Het is niet wenselijk om in GGZ-instellingen te gaan controleren op wapens. Dit creëert schijnveiligheid die kan leiden tot angst of argwaan onder kwetsbare mensen die juist de behoefte hebben aan rust. Dat antwoordt demissionair staatssecretaris Blokhuis (VWS) op vragen van het CDA naar aanleiding van een geweldsincident bij een GGZ-instelling in Den Haag.
Een 67-jarige man in psychische nood schoot daar twee hulpverleners neer. Daarna schoot de man, die op afspraak naar de instelling was gekomen, zichzelf dood.
Blokhuis: “In het algemeen kan worden gezegd dat bij dit soort panden met deze doelgroepen geen controles op wapens plaatsvinden voordat mensen het pand betreden. Het gaat hier over vrij toegankelijke, laagdrempelige zorgvoorzieningen, niet over een zware afdeling met hoog risico op geweld.”
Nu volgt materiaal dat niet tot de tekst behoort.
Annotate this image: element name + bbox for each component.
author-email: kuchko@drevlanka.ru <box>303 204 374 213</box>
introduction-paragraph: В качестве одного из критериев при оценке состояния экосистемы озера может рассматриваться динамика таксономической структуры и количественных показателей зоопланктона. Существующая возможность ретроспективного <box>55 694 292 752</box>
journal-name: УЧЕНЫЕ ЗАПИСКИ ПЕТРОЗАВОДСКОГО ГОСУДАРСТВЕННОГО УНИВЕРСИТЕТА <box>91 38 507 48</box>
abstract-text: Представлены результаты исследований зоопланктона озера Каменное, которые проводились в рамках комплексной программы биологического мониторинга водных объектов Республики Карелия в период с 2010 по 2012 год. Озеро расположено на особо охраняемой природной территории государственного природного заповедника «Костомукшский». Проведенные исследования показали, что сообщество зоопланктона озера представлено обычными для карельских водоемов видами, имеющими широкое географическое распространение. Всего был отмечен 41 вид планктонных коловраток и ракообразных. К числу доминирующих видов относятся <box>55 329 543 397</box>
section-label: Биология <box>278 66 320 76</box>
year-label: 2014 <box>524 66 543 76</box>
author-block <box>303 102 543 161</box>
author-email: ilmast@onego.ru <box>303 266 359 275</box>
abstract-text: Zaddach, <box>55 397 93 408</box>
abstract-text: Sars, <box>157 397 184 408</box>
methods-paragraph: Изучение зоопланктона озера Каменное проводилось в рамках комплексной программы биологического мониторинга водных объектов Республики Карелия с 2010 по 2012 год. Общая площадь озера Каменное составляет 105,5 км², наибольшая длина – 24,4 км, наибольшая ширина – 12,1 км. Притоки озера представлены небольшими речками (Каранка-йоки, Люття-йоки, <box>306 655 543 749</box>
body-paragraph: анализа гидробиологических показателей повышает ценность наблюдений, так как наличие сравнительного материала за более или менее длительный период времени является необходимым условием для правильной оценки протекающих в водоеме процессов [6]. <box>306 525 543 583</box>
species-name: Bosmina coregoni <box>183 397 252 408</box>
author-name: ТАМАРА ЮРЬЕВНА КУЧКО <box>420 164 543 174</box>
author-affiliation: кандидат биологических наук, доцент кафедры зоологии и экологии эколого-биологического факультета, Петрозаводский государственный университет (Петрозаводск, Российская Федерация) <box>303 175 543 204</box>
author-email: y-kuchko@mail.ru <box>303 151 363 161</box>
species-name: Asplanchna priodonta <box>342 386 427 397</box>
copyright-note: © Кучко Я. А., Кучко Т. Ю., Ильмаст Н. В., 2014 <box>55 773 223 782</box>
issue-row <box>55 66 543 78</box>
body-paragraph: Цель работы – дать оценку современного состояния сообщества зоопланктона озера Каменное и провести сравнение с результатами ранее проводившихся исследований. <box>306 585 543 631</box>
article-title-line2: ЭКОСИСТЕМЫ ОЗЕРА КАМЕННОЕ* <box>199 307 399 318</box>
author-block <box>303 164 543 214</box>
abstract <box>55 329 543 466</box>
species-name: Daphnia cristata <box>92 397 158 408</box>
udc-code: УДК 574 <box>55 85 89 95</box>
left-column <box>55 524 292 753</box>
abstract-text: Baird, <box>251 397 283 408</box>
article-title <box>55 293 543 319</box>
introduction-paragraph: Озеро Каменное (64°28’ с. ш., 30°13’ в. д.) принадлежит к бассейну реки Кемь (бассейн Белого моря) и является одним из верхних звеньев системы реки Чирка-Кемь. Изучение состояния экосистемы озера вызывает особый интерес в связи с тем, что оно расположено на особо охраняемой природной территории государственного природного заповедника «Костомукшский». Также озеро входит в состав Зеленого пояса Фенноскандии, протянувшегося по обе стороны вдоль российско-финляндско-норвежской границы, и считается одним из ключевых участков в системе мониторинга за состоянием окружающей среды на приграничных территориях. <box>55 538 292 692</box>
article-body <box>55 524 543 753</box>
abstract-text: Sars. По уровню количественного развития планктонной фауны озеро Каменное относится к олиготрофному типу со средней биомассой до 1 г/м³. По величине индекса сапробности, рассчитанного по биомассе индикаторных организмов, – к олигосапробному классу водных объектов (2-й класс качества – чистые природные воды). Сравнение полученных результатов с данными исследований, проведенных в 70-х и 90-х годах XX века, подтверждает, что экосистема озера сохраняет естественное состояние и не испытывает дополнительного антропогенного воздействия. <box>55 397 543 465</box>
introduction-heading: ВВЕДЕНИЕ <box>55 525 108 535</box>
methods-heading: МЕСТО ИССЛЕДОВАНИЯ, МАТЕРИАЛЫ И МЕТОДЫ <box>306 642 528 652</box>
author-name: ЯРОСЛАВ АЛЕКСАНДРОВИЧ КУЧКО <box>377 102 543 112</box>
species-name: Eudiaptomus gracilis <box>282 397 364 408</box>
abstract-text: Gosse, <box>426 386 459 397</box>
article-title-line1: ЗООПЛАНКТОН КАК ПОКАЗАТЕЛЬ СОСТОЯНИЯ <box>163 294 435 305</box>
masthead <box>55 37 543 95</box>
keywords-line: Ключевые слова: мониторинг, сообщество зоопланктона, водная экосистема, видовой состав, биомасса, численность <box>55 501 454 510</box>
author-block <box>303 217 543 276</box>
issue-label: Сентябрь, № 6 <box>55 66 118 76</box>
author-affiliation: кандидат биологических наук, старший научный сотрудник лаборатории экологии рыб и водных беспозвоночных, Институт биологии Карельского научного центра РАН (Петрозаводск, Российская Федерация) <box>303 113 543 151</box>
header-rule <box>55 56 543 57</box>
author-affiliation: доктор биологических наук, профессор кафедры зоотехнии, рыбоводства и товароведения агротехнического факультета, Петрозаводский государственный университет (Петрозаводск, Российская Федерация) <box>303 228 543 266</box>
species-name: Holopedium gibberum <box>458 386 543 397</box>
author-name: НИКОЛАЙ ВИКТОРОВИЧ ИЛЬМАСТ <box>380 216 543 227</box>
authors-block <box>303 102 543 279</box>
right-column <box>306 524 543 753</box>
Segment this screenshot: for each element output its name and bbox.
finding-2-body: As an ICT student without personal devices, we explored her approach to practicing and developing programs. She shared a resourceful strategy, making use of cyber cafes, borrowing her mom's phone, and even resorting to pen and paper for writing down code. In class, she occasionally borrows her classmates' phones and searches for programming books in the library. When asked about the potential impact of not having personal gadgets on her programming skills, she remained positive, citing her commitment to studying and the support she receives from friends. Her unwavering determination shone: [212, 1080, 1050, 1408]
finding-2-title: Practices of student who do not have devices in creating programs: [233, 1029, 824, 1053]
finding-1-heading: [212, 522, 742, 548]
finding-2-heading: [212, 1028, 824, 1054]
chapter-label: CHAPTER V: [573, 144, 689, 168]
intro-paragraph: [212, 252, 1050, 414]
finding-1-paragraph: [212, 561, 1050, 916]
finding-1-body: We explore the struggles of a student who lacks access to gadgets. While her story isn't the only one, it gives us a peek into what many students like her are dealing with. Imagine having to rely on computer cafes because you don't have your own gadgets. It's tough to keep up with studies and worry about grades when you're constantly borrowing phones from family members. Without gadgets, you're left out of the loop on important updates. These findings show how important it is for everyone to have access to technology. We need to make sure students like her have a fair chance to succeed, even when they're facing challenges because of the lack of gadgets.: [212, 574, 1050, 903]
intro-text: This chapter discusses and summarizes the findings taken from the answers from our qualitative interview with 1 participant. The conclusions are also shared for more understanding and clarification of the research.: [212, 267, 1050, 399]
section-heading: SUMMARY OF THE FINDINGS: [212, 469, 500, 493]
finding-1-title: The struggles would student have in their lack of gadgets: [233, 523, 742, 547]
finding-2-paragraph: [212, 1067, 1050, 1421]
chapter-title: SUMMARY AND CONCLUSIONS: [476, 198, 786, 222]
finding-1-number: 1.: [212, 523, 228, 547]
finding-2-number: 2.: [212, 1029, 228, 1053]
Volgens Blokhuis zijn er verschillende professionele richtlijnen en standaarden betreffende het behandelen of voorkomen van agressie, bijvoorbeeld de generieke module acute psychiatrie. Afhankelijk van de aard van de agressie/gewelddadigheid worden deze ingezet.
Trainingen
“Om te voorkomen dat agressie escaleert in geweld wordt GGZ-personeel getraind om dergelijk gedrag te herkennen, waar mogelijk te de-escaleren of anders hoe hier het beste mee om te gaan. Wanneer er risicofactoren aanwezig zijn worden er voorzorgsmaatregelen genomen. Dit kan variëren van het voeren van een gesprek samen met een collega tot politieondersteuning bij een gesprek.”
Werkgevers zijn op grond van de Arbowet verplicht om een beleid te voeren dat erop gericht is om agressie en geweld tegen medewerkers zoveel mogelijk te voorkomen of te beperken. Dit moet vooral op de werkvloer gebeuren.